Tras la detención del acaudalado asesino de niños indefensos e inocentes, el peruano Carlos Morín, toda la tragedia íntima de una longeva, de 84 años de edad, ha emergido de forma vehemente.
Lo que más le aflige es el deliberado asesinato de su propio hijo. Sucedió hace 57 años. Entonces tenía 27 primaveras. Fue metida en un chiringuito abortista. “Aquello era una pocilga, una carnicería”, afirma. La interrupción voluntaria del estado de buena esperanza, se realizó sin cloroformo.
Al poco tiempo se plantó, esperando un nuevo hijo, en cuatro ocasiones distintas. Todos los embarazos terminaron en abortos no deseados, como resultado del primer aborto al que fue encadenada. Los síntomas post-aborto la escoltarán a lo largo de toda su existencia.
Por otra parte, Esperanza Puente, víctima directa del aborto voluntario y provocado, ha intervenido en la presentación del libro “Yo aborté”, en el que se acopian los trágicos testimonios de madres que han aniquilado a sus propios hijos a través del aborto.
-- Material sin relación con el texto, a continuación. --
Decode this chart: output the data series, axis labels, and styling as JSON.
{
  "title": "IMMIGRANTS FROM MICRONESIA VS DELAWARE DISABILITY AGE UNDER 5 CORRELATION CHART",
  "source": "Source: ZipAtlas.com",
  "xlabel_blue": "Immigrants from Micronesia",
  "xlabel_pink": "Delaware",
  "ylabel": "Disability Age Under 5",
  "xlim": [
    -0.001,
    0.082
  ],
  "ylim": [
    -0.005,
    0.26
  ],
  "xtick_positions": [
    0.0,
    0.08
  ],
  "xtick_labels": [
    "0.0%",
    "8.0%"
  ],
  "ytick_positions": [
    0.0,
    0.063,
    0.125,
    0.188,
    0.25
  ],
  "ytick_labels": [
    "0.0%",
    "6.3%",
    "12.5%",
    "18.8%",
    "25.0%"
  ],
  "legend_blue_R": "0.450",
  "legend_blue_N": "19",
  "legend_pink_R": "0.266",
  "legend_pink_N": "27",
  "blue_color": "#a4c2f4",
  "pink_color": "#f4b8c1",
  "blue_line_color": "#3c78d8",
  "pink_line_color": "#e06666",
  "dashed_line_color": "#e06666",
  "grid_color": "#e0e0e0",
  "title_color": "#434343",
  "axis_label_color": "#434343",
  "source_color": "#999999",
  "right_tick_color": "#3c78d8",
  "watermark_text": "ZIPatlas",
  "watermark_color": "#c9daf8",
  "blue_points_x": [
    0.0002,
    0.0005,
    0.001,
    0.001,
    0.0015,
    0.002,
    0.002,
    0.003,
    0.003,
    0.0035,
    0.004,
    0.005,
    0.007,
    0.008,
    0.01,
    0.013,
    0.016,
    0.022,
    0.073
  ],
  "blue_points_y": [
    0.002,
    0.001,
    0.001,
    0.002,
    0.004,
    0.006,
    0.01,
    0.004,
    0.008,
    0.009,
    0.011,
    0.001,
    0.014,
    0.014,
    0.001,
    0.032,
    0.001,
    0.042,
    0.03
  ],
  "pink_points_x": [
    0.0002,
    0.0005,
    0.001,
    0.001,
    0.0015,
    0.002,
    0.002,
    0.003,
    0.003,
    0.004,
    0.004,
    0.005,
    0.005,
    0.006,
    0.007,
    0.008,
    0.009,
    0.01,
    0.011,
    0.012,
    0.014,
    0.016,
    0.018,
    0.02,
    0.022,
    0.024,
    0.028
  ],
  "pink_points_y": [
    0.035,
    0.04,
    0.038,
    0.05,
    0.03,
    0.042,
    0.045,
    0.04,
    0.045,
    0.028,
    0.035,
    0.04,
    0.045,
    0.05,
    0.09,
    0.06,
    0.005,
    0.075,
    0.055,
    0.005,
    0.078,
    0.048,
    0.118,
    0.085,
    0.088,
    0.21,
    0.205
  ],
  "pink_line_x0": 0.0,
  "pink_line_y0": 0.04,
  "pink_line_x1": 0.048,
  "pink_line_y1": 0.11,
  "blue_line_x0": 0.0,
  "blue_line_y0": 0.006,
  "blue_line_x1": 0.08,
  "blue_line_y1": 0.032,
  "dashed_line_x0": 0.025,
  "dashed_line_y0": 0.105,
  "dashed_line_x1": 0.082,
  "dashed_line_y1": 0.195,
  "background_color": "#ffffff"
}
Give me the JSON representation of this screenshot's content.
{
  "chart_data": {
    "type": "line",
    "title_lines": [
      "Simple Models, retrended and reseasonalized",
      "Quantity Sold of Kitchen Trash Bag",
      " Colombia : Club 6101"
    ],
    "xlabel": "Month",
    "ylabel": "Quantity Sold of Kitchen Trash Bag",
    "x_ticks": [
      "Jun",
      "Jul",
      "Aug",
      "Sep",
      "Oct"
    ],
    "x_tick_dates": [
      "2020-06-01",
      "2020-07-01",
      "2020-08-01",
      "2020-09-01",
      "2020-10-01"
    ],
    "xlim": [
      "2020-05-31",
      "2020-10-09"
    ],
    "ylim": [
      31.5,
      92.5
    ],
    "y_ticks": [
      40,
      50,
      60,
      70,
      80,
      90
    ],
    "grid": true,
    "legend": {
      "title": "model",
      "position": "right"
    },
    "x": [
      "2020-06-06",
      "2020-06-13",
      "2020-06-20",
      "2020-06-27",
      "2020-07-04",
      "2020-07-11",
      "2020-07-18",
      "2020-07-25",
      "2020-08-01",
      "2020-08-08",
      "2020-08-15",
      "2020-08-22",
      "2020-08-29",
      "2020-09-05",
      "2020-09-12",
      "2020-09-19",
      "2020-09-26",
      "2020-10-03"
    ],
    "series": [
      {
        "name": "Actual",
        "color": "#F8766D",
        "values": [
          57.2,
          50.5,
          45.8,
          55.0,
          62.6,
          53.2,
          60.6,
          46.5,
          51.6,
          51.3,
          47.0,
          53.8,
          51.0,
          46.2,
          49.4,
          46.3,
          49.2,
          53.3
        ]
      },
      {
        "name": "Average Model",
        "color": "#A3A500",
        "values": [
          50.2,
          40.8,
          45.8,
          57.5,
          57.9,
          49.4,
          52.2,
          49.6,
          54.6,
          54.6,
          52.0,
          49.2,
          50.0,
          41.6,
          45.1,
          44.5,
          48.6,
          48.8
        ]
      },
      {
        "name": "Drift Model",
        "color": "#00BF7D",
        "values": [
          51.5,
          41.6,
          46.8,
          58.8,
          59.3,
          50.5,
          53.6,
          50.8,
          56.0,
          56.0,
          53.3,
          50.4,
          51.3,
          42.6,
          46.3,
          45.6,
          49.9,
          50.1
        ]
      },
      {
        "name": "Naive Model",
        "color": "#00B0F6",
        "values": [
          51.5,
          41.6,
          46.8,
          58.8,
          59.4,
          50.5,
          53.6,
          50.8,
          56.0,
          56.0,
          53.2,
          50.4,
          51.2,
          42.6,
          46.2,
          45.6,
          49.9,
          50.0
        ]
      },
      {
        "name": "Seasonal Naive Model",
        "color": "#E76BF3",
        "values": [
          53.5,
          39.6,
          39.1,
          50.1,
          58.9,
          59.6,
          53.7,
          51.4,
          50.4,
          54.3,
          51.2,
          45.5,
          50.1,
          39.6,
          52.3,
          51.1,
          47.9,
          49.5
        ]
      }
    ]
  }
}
El aborto voluntario crea diversas y arduas trabas de robustez física y anímica en la esposa; se despliega la crisis del estrés postraumático que evoluciona con un gran sufrimiento y temor que lleva a la depresión, incremento del consumo de alcohol y de drogas, cambios del comportamiento en la alimentación, trastornos de ansiedad, pérdida de autoestima e intentos de suicidio.
Las mujeres que abortan, miran con indiferencia la muerte de sus propios hijos. Vivimos en una cultura de la muerte, que nos rodea por todas partes con un egoísmo feroz, una violencia brutal y ningún respeto por la vida humana de un ser nonato, inocente e indefenso.
“El niño por nacer es un ser humano a partir de la concepción, y su vida debe ser respetada. Esa vida fue redimida por Cristo, esa vida es un regalo de Dios”, afirma el teólogo suizo, Karl Barth.